Pribhumi.com — Di masa lalu, istilah nikah sirri merujuk pada pernikahan yang telah memenuhi seluruh rukun dan syarat dalam syariat Islam, seperti adanya wali, ijab kabul, serta saksi. Namun, prosesi tersebut tidak diumumkan secara luas kepada masyarakat.
Seiring perkembangan zaman, makna nikah sirri di Indonesia mengalami pergeseran. Kini, istilah tersebut lebih sering digunakan untuk menggambarkan pernikahan yang tidak dicatatkan secara resmi oleh negara, atau dikenal sebagai pernikahan di bawah tangan.
Secara agama, pernikahan tetap dianggap sah apabila rukun dan syaratnya terpenuhi. Namun, dari sisi sosial dan hukum, tidak mencatatkan pernikahan di lembaga resmi seperti Kantor Urusan Agama (KUA) atau Catatan Sipil dapat menimbulkan berbagai persoalan.
Islam sendiri merupakan agama yang dinamis dan menjunjung tinggi prinsip keadilan serta kemaslahatan umat. Dalam kaidah fikih disebutkan bahwa hukum dapat berubah mengikuti perubahan zaman, tempat, dan kondisi masyarakat.
Pandangan ini juga diperkuat oleh ulama seperti Ibnu al-Qayyim yang menegaskan bahwa fatwa dapat menyesuaikan dengan konteks sosial. Dalam kondisi saat ini, pencatatan pernikahan bukan sekadar urusan administratif, tetapi menjadi bentuk perlindungan terhadap hak-hak dasar manusia.
Tanpa adanya akta nikah, posisi perempuan dalam rumah tangga menjadi rentan, terutama jika terjadi konflik seperti sengketa nafkah atau kekerasan dalam rumah tangga. Selain itu, anak yang lahir dari pernikahan tersebut juga berpotensi mengalami kesulitan dalam memperoleh hak waris serta pengakuan identitas secara hukum.
Dalam Al-Qur’an, Allah SWT bahkan memerintahkan pencatatan dalam urusan utang piutang sebagaimana tercantum dalam Surah Al-Baqarah ayat 282. Hal ini menunjukkan pentingnya pencatatan dalam menjaga kejelasan hak dan kewajiban.
Jika urusan harta saja dianjurkan untuk dicatat, maka pernikahan yang merupakan ikatan kuat (mitsaqan ghalidza) tentu lebih layak untuk didokumentasikan secara resmi. Hal ini juga ditegaskan dalam Surah An-Nisa ayat 21 yang menyebutkan pernikahan sebagai perjanjian yang kokoh.
Pencatatan pernikahan menjadi wujud penghormatan terhadap kesakralan ikatan tersebut. Mengabaikannya dapat berakibat pada hilangnya perlindungan hukum bagi pihak-pihak yang terlibat.
Di Indonesia, negara telah mengatur kewajiban pencatatan pernikahan melalui Undang-Undang Nomor 1 Tahun 1974. Aturan ini bertujuan untuk mencegah berbagai potensi kerugian seperti penipuan identitas, praktik poligami ilegal, hingga penelantaran keluarga.

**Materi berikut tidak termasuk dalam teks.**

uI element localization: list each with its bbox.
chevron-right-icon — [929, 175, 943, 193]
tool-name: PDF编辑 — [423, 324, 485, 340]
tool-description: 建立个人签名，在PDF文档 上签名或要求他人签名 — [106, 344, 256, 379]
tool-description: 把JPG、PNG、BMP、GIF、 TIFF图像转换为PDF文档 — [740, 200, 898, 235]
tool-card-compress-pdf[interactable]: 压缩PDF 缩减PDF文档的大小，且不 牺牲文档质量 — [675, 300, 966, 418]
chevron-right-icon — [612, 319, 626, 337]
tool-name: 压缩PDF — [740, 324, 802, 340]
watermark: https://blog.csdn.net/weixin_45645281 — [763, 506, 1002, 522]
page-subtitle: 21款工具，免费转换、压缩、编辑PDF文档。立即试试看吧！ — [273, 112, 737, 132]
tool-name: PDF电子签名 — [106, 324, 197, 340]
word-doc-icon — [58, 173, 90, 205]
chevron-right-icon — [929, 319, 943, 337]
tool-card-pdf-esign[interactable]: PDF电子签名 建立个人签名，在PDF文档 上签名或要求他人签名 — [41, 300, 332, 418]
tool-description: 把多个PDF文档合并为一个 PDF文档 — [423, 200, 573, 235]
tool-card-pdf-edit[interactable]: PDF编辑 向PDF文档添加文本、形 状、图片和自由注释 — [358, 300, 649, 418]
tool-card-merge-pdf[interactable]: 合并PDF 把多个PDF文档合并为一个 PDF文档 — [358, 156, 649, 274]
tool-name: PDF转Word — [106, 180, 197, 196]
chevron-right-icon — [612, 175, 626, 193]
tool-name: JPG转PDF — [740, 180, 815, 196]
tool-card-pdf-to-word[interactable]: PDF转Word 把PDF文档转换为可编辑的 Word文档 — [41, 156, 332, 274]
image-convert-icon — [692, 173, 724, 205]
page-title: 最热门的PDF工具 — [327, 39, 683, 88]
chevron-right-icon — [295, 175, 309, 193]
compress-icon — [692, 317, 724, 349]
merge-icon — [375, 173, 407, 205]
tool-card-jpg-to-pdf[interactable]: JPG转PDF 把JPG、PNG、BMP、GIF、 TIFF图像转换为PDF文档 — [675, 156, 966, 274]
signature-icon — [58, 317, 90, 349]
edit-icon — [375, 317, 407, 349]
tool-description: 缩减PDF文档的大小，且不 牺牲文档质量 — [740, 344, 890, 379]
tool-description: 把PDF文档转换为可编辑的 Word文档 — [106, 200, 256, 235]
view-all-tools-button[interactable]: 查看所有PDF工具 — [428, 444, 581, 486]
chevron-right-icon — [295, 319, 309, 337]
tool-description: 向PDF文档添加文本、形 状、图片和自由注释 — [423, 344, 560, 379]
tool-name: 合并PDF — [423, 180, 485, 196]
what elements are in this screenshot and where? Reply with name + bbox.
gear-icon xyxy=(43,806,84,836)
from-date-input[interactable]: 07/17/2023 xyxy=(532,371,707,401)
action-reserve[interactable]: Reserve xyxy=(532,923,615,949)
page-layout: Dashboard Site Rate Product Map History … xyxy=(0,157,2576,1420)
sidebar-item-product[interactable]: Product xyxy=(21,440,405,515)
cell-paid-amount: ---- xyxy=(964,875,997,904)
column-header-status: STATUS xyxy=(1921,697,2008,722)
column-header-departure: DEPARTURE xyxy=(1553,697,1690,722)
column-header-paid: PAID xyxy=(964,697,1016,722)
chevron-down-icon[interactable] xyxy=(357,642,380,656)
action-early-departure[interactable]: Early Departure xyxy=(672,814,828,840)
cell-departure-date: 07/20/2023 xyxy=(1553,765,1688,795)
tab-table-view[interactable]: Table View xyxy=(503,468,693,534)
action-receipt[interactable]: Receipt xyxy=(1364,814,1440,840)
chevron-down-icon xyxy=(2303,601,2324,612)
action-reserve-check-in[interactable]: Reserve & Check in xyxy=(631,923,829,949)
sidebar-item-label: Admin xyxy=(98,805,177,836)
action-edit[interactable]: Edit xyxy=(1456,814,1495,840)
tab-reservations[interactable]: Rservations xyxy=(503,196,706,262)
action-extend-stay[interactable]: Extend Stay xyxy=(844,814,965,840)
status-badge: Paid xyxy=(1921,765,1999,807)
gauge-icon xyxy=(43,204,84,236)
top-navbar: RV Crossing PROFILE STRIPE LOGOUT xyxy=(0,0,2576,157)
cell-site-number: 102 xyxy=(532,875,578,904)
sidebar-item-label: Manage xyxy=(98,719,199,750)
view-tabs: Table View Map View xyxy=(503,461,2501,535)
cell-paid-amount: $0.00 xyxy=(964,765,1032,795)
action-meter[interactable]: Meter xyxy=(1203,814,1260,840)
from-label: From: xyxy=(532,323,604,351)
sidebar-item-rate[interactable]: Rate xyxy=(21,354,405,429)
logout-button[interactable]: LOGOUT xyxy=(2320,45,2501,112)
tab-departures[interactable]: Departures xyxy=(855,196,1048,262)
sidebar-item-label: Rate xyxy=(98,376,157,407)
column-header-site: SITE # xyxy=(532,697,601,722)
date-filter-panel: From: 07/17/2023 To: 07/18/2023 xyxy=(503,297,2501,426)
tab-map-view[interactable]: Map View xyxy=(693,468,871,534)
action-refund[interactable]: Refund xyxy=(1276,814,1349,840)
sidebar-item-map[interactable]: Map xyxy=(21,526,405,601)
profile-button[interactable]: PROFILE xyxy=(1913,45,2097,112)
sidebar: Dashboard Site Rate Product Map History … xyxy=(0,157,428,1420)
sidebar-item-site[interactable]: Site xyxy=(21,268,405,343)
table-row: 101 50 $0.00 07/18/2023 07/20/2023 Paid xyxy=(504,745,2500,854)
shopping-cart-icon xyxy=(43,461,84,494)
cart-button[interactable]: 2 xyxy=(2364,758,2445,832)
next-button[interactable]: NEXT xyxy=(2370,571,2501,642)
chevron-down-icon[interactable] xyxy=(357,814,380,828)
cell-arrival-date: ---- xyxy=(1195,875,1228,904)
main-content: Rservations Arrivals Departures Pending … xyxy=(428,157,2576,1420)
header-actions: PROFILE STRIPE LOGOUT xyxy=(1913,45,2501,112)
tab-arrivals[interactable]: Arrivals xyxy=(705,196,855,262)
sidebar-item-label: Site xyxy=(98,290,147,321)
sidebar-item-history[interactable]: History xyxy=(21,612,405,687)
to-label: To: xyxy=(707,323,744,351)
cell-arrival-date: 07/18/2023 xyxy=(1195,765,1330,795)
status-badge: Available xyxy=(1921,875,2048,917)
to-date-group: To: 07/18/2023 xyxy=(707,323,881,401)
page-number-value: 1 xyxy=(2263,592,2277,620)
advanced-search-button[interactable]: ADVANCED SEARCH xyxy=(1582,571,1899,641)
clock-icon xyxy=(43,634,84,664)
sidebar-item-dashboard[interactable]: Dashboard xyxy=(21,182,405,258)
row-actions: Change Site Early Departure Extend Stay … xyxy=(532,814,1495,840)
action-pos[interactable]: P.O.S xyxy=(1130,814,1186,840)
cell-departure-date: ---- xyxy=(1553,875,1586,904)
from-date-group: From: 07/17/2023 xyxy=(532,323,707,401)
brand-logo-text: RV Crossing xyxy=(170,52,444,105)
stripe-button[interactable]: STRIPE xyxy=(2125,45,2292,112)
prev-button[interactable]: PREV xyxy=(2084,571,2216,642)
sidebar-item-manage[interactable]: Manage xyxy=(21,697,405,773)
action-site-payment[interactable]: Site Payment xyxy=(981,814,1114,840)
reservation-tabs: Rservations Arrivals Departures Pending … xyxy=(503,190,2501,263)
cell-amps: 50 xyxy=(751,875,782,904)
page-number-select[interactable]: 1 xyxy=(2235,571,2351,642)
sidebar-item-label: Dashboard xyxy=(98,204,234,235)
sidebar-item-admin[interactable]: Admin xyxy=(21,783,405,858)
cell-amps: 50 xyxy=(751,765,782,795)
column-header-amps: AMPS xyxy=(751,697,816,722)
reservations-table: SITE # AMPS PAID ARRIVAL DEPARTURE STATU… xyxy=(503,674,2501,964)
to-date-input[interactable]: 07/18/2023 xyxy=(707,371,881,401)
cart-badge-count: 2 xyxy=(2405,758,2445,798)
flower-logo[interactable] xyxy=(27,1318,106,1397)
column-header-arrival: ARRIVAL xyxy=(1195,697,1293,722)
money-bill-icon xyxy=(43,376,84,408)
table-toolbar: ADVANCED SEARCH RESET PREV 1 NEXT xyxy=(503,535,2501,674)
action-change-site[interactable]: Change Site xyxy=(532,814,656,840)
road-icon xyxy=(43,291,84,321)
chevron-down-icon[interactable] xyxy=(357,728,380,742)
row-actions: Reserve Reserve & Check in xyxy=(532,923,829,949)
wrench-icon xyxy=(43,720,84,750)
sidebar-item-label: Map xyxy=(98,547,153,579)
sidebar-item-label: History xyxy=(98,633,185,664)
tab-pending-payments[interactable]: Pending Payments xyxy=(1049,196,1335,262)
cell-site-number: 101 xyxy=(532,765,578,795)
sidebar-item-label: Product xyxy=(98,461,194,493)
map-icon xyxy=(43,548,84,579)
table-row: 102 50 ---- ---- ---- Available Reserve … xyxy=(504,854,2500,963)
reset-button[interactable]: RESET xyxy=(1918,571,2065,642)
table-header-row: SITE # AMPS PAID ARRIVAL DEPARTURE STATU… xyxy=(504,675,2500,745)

Sebagai warga negara dan umat beragama, menaati aturan tersebut merupakan bagian dari ketaatan kepada ulil amri atau pemimpin. Kebijakan ini hadir untuk menjaga kemaslahatan bersama dan melindungi masyarakat dari dampak negatif yang mungkin timbul.
Oleh karena itu, menghindari praktik nikah sirri dan memilih pernikahan resmi yang tercatat menjadi langkah bijak. Selain memenuhi aspek syariat, hal ini juga memberikan kepastian hukum serta perlindungan bagi seluruh anggota keluarga.
Menikah secara sah dan tercatat bukan hanya soal legalitas, tetapi juga bentuk tanggung jawab dalam menjaga kehormatan dan kesejahteraan keluarga.